If you are familiar, with the recovery of substance use disorder, you have probably heard someone refer to the rooms.
What do “the rooms” mean? This is a phrase commonly used to describe 12 step meetings.
People can find and keep their recovery “in the rooms”.
I would like to share my experience as a family member going in to the rooms:
It could be because I am a family member observing. Maybe, its because I can hear myself in the stories of so many others.
I do not struggle with substance use disorder. But, I do have regrets about my behavior to the ones I love.
Luckily, my neural pathways did not change. I drank alcohol many times in my younger years, yet I was one of the lucky ones, who didn’t develop a dependency.
Still, I have shame, associated with some of the choices I have made.
When you sit in a room with a dozen people, who are sharing the darkest times of their lives, something miraculous happens.
You begin to understand, the shame of others. You learn, that no matter how much love they had for others, they could not stop themselves from using the substance.
As you hear the words coming from strangers, who are willing to bare their souls, you begin to see yourself in a new light.
As an observer, I never leave a meeting with a dry eye. I am continually amazed, just how much, the human body and mind can endure.

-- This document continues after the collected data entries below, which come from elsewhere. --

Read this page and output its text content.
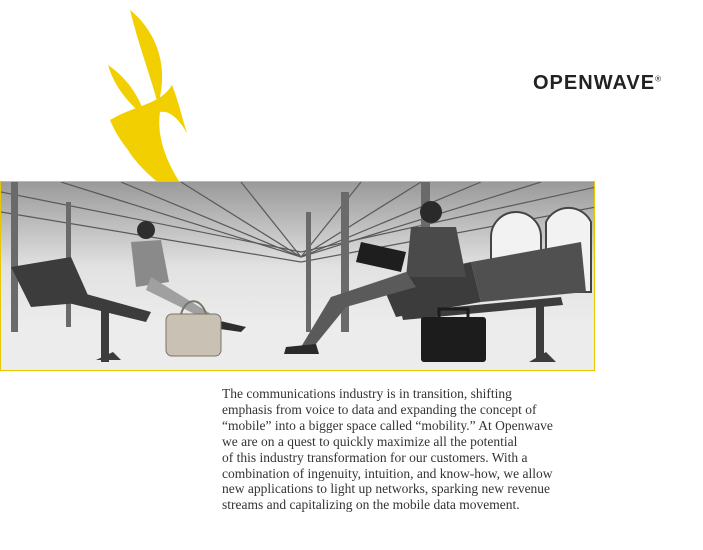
OPENWAVE®
The communications industry is in transition, shifting
emphasis from voice to data and expanding the concept of
“mobile” into a bigger space called “mobility.” At Openwave
we are on a quest to quickly maximize all the potential
of this industry transformation for our customers. With a
combination of ingenuity, intuition, and know-how, we allow
new applications to light up networks, sparking new revenue
streams and capitalizing on the mobile data movement.
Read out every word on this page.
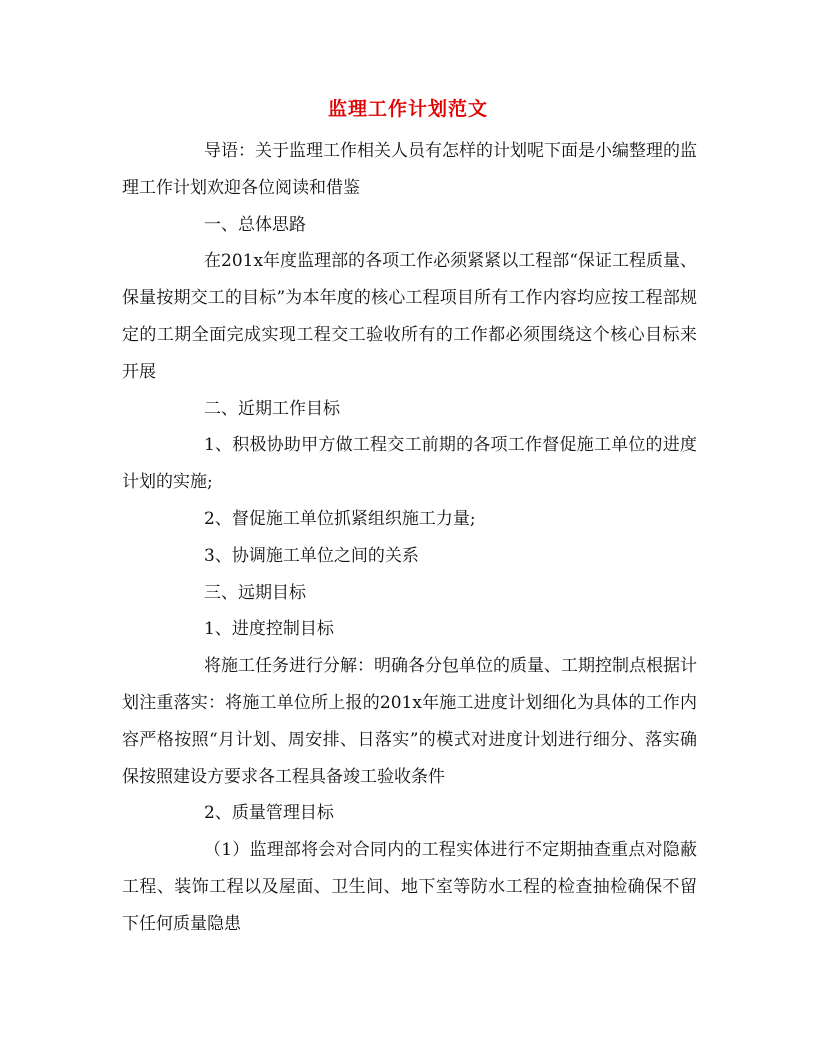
监理工作计划范文

导语：关于监理工作相关人员有怎样的计划呢下面是小编整理的监理工作计划欢迎各位阅读和借鉴

一、总体思路

在201x年度监理部的各项工作必须紧紧以工程部“保证工程质量、保量按期交工的目标”为本年度的核心工程项目所有工作内容均应按工程部规定的工期全面完成实现工程交工验收所有的工作都必须围绕这个核心目标来开展

二、近期工作目标

1、积极协助甲方做工程交工前期的各项工作督促施工单位的进度计划的实施;

2、督促施工单位抓紧组织施工力量;

3、协调施工单位之间的关系

三、远期目标

1、进度控制目标

将施工任务进行分解：明确各分包单位的质量、工期控制点根据计划注重落实：将施工单位所上报的201x年施工进度计划细化为具体的工作内容严格按照“月计划、周安排、日落实”的模式对进度计划进行细分、落实确保按照建设方要求各工程具备竣工验收条件

2、质量管理目标

（1）监理部将会对合同内的工程实体进行不定期抽查重点对隐蔽工程、装饰工程以及屋面、卫生间、地下室等防水工程的检查抽检确保不留下任何质量隐患
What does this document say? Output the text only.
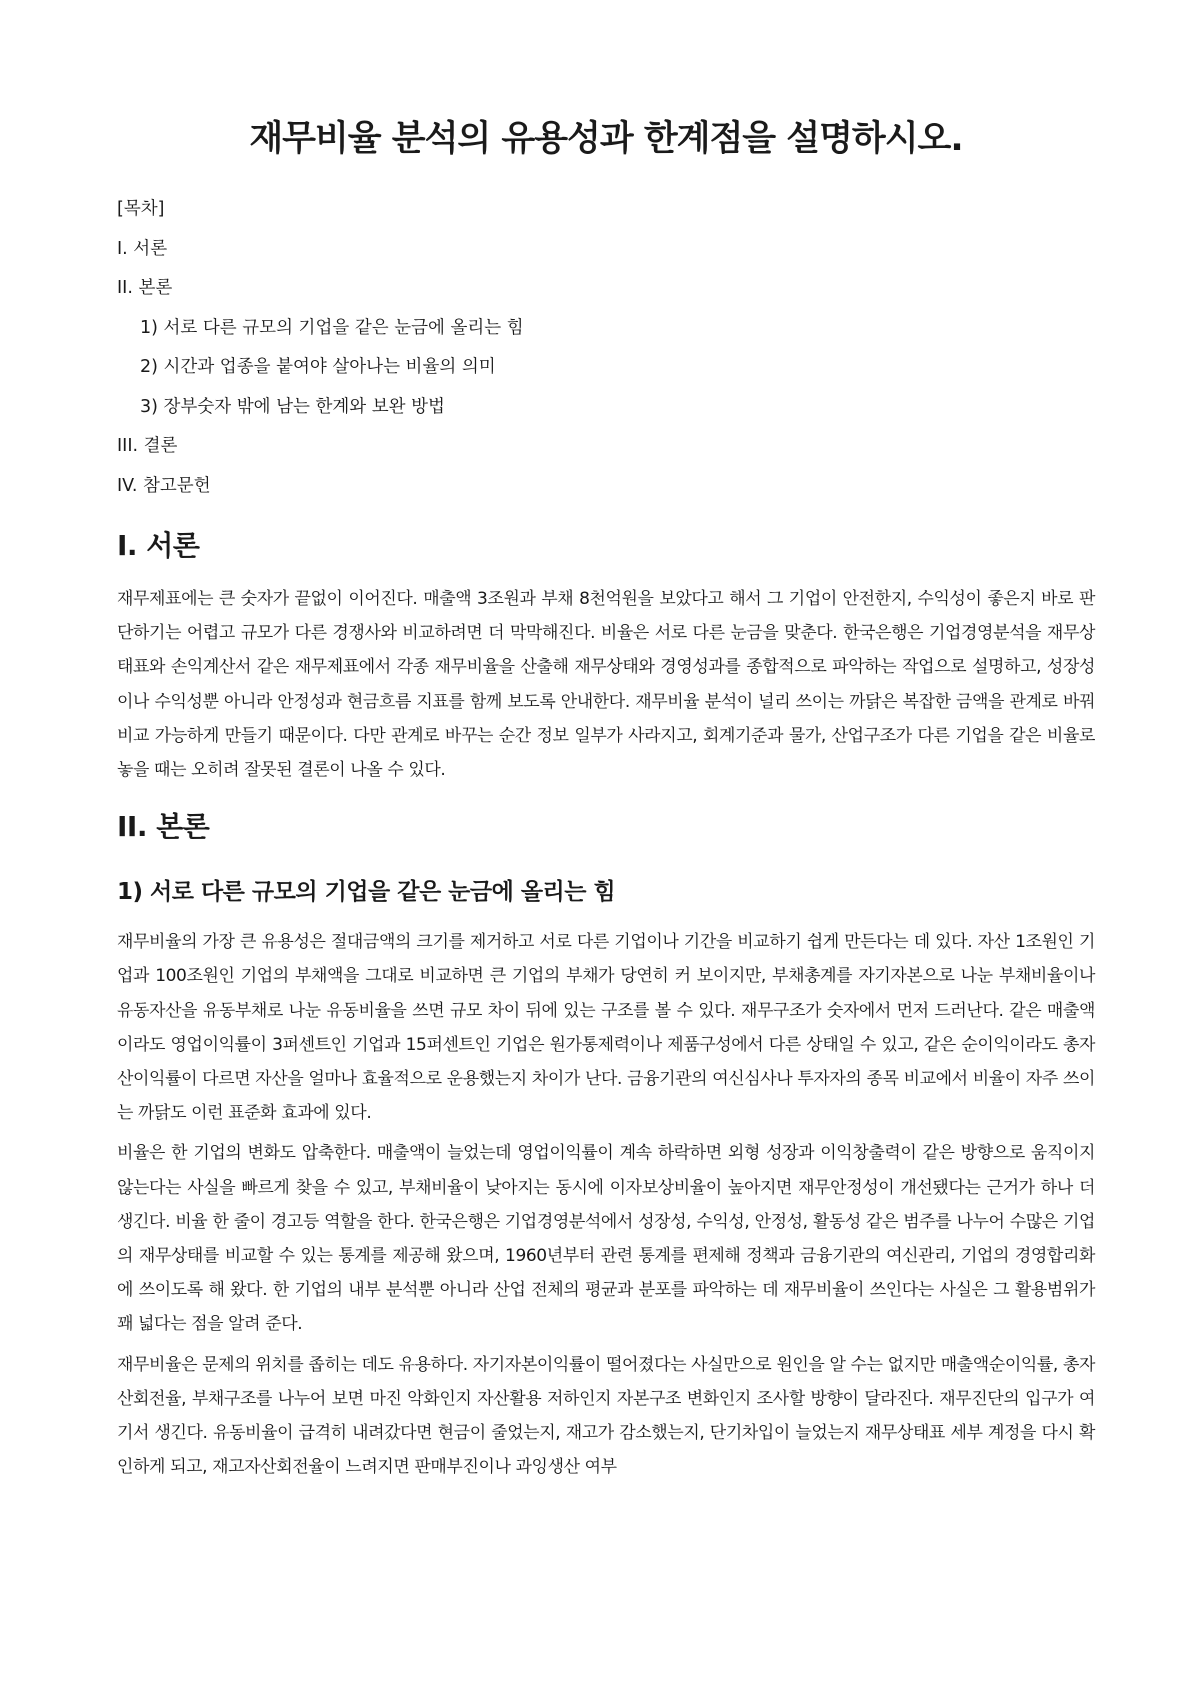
재무비율 분석의 유용성과 한계점을 설명하시오.
[목차]
I. 서론
II. 본론
1) 서로 다른 규모의 기업을 같은 눈금에 올리는 힘
2) 시간과 업종을 붙여야 살아나는 비율의 의미
3) 장부숫자 밖에 남는 한계와 보완 방법
III. 결론
IV. 참고문헌
I. 서론

재무제표에는 큰 숫자가 끝없이 이어진다. 매출액 3조원과 부채 8천억원을 보았다고 해서 그 기업이 안전한지, 수익성이 좋은지 바로 판단하기는 어렵고 규모가 다른 경쟁사와 비교하려면 더 막막해진다. 비율은 서로 다른 눈금을 맞춘다. 한국은행은 기업경영분석을 재무상태표와 손익계산서 같은 재무제표에서 각종 재무비율을 산출해 재무상태와 경영성과를 종합적으로 파악하는 작업으로 설명하고, 성장성이나 수익성뿐 아니라 안정성과 현금흐름 지표를 함께 보도록 안내한다. 재무비율 분석이 널리 쓰이는 까닭은 복잡한 금액을 관계로 바꿔 비교 가능하게 만들기 때문이다. 다만 관계로 바꾸는 순간 정보 일부가 사라지고, 회계기준과 물가, 산업구조가 다른 기업을 같은 비율로 놓을 때는 오히려 잘못된 결론이 나올 수 있다.

II. 본론
1) 서로 다른 규모의 기업을 같은 눈금에 올리는 힘

재무비율의 가장 큰 유용성은 절대금액의 크기를 제거하고 서로 다른 기업이나 기간을 비교하기 쉽게 만든다는 데 있다. 자산 1조원인 기업과 100조원인 기업의 부채액을 그대로 비교하면 큰 기업의 부채가 당연히 커 보이지만, 부채총계를 자기자본으로 나눈 부채비율이나 유동자산을 유동부채로 나눈 유동비율을 쓰면 규모 차이 뒤에 있는 구조를 볼 수 있다. 재무구조가 숫자에서 먼저 드러난다. 같은 매출액이라도 영업이익률이 3퍼센트인 기업과 15퍼센트인 기업은 원가통제력이나 제품구성에서 다른 상태일 수 있고, 같은 순이익이라도 총자산이익률이 다르면 자산을 얼마나 효율적으로 운용했는지 차이가 난다. 금융기관의 여신심사나 투자자의 종목 비교에서 비율이 자주 쓰이는 까닭도 이런 표준화 효과에 있다.

비율은 한 기업의 변화도 압축한다. 매출액이 늘었는데 영업이익률이 계속 하락하면 외형 성장과 이익창출력이 같은 방향으로 움직이지 않는다는 사실을 빠르게 찾을 수 있고, 부채비율이 낮아지는 동시에 이자보상비율이 높아지면 재무안정성이 개선됐다는 근거가 하나 더 생긴다. 비율 한 줄이 경고등 역할을 한다. 한국은행은 기업경영분석에서 성장성, 수익성, 안정성, 활동성 같은 범주를 나누어 수많은 기업의 재무상태를 비교할 수 있는 통계를 제공해 왔으며, 1960년부터 관련 통계를 편제해 정책과 금융기관의 여신관리, 기업의 경영합리화에 쓰이도록 해 왔다. 한 기업의 내부 분석뿐 아니라 산업 전체의 평균과 분포를 파악하는 데 재무비율이 쓰인다는 사실은 그 활용범위가 꽤 넓다는 점을 알려 준다.

재무비율은 문제의 위치를 좁히는 데도 유용하다. 자기자본이익률이 떨어졌다는 사실만으로 원인을 알 수는 없지만 매출액순이익률, 총자산회전율, 부채구조를 나누어 보면 마진 악화인지 자산활용 저하인지 자본구조 변화인지 조사할 방향이 달라진다. 재무진단의 입구가 여기서 생긴다. 유동비율이 급격히 내려갔다면 현금이 줄었는지, 재고가 감소했는지, 단기차입이 늘었는지 재무상태표 세부 계정을 다시 확인하게 되고, 재고자산회전율이 느려지면 판매부진이나 과잉생산 여부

I leave each room in awe, of the transformation that happened, to these beautiful humans. There is hope, in their stories. There is peace, in their words.
I, too, have watch myself transform in to a more peaceful, loving person.
I, too, had to be willing to admit, my way wasn’t working for me.
If you are the family member of a loved one struggling with addiction: I would like to invite you, to find an open meeting, in your area.
Walk in with an open mind. Listen to the things, each person is saying. See if there are areas of your own life, you could apply the principles to.
When it comes to our core, we are really not all that different. We can still be miserable human beings, without using substances.
We can be in denial, about our roles, in the environment we create. We can blame others for our misery, instead of taking accountability, for our own emotions and actions.
Lastly, we can work on ourselves. We can gain new knowledge and learn new skills. We can drastically change our lives and the lives of those around us.
The whole point of life is to grow, all through the years. It is to contribute to our families and society to make them better.
You may not find your experience “in the rooms” the same as I do. But, I guarantee, if you have a recovery practice, your life will improve for the better.
Your loved ones recovery, is their responsibility. Your recovery, is yours.
How will you show up for your own recovery?